US Senator, Massachusetts
US Senator John Kerry (D-MA) is on record voicing mild support for the removal of criminal penalties for the possession of marijuana for personal use. In a November 2003 interview with Rolling Stone Magazine, Kerry said he has little problem with the responsible use of marijuana by adults, stating: "I've met plenty of people in my lifetime who've used marijuana and who I would not qualify as serious addicts -- who use about the same amount as some people drink beer or wine or have a cocktail. I don't get too excited by any of that." However, when asked whether he supported decriminalizing the possession and use of marijuana as a public policy, he replied: "No, not quite. What we did in the prosecutor's office was have a sort of unspoken approach to marijuana that was almost effectively decriminalization. We just didn't bother with small-time use. It doesn't rise to the level of nuisance, even. And what we were after was people dealing with heroin and destroying lives, and people who were killing people. That's where you need to focus."
When asked during a live November 2003 debate on CNN whether he'd ever smoked marijuana, Kerry responded that he had.
Kerry is on record voicing mild support for the legalization of marijuana for medicinal purposes. Speaking in January 2004 at the New Hampshire College Convention, Kerry said he opposed federally prosecuting medical marijuana patients who reside in states that have legalized its use. However, Kerry stopped short of endorsing marijuana's therapeutic use, stating (as summarized by the Associated Press), "he wanted to wait for the completion of a study to see what other alternatives might be available ... before deciding whether to legalize it in all states."
As a Senator, Kerry has been supportive of statewide medical marijuana reform efforts in his home state of Massachusetts. He praised legislation approved by the Massachusetts legislature in 1996 that sought to establish a medicinal marijuana therapeutic research program, and recently, he wrote a letter to the Drug Enforcement Administration (DEA) in support of a University of Massachusetts Amherst proposal to manufacture marijuana for FDA-approved medical marijuana research.
Most recently, during a campaign stop in Oregon, Kerry told a local news channel that the federal government shouldn't interfere with state laws legalizing the use of medicinal marijuana. "Individual states have the right to make a decision until the federal government has made an alternative one, and we don't have the information to make that, period."
Kerry is on record supporting the partial repeal of a 1998 provision to the federal Higher Education Act (HEA) that bars convicted marijuana and drug offenders from receiving financial student aid.
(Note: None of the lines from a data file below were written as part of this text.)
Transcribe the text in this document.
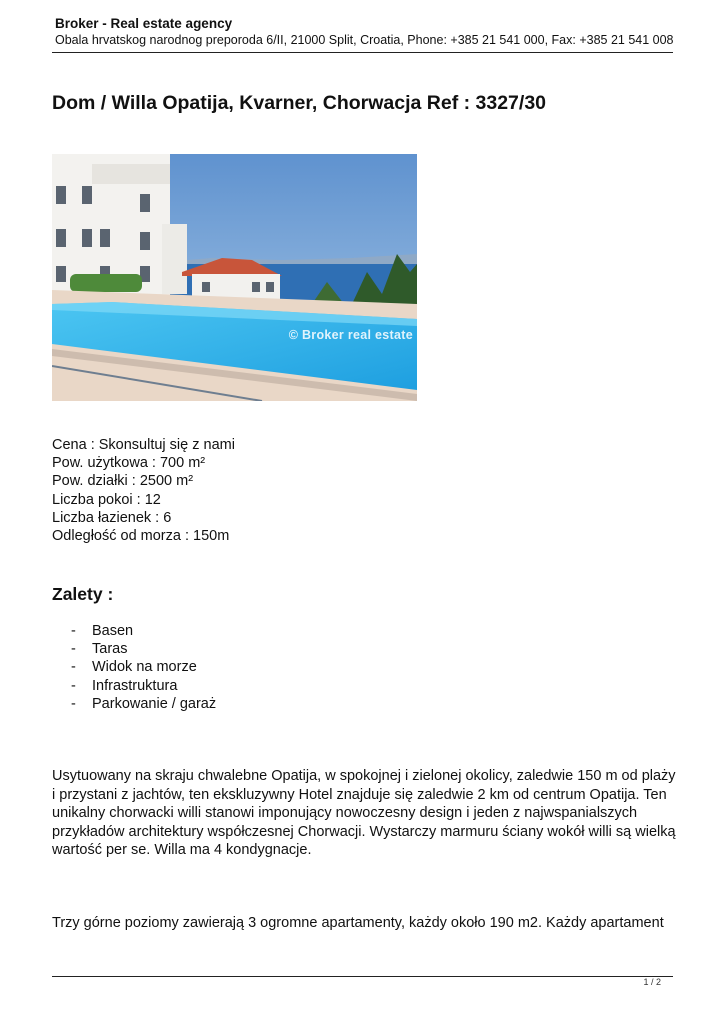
Broker - Real estate agency
Obala hrvatskog narodnog preporoda 6/II, 21000 Split, Croatia, Phone: +385 21 541 000, Fax: +385 21 541 008
Dom / Willa Opatija, Kvarner, Chorwacja Ref : 3327/30
© Broker real estate
Cena : Skonsultuj się z nami
Pow. użytkowa : 700 m²
Pow. działki : 2500 m²
Liczba pokoi : 12
Liczba łazienek : 6
Odległość od morza : 150m
Zalety :
- Basen
- Taras
- Widok na morze
- Infrastruktura
- Parkowanie / garaż

Usytuowany na skraju chwalebne Opatija, w spokojnej i zielonej okolicy, zaledwie 150 m od plaży i przystani z jachtów, ten ekskluzywny Hotel znajduje się zaledwie 2 km od centrum Opatija. Ten unikalny chorwacki willi stanowi imponujący nowoczesny design i jeden z najwspanialszych przykładów architektury współczesnej Chorwacji. Wystarczy marmuru ściany wokół willi są wielką wartość per se. Willa ma 4 kondygnacje.

Trzy górne poziomy zawierają 3 ogromne apartamenty, każdy około 190 m2. Każdy apartament

1 / 2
Speaking in January 2004 at the New Hampshire College Convention, Kerry responded to questioning from the organization, Students for Sensible Drug Policy, by stating that his position on the issue depends on the type of drug offense. "If the offense is use, yes," he said. But "if the offense is selling, no." More recently, Kerry said that he supported amending the ban so that it would no longer apply retroactively, saying: "Education is perhaps the best way for someone who has been involved with drugs or crime to turn their life around. If a young person has overcome past obstacles and is ready to go to college, I don't think that a nonviolent drug conviction in their past should prevent them from doing so. And the reality is that preventing them from obtaining federal loans means they won't be able to afford to go to college."
Kerry has not taken a public position regarding the legalization of industrial hemp, despite publicly promising to do so at the January 2004 College Convention in New Hampshire. In addition, he failed to respond to a 2004 survey by the organization Vote Hemp, even after the group extended their deadline to accommodate Kerry's staff.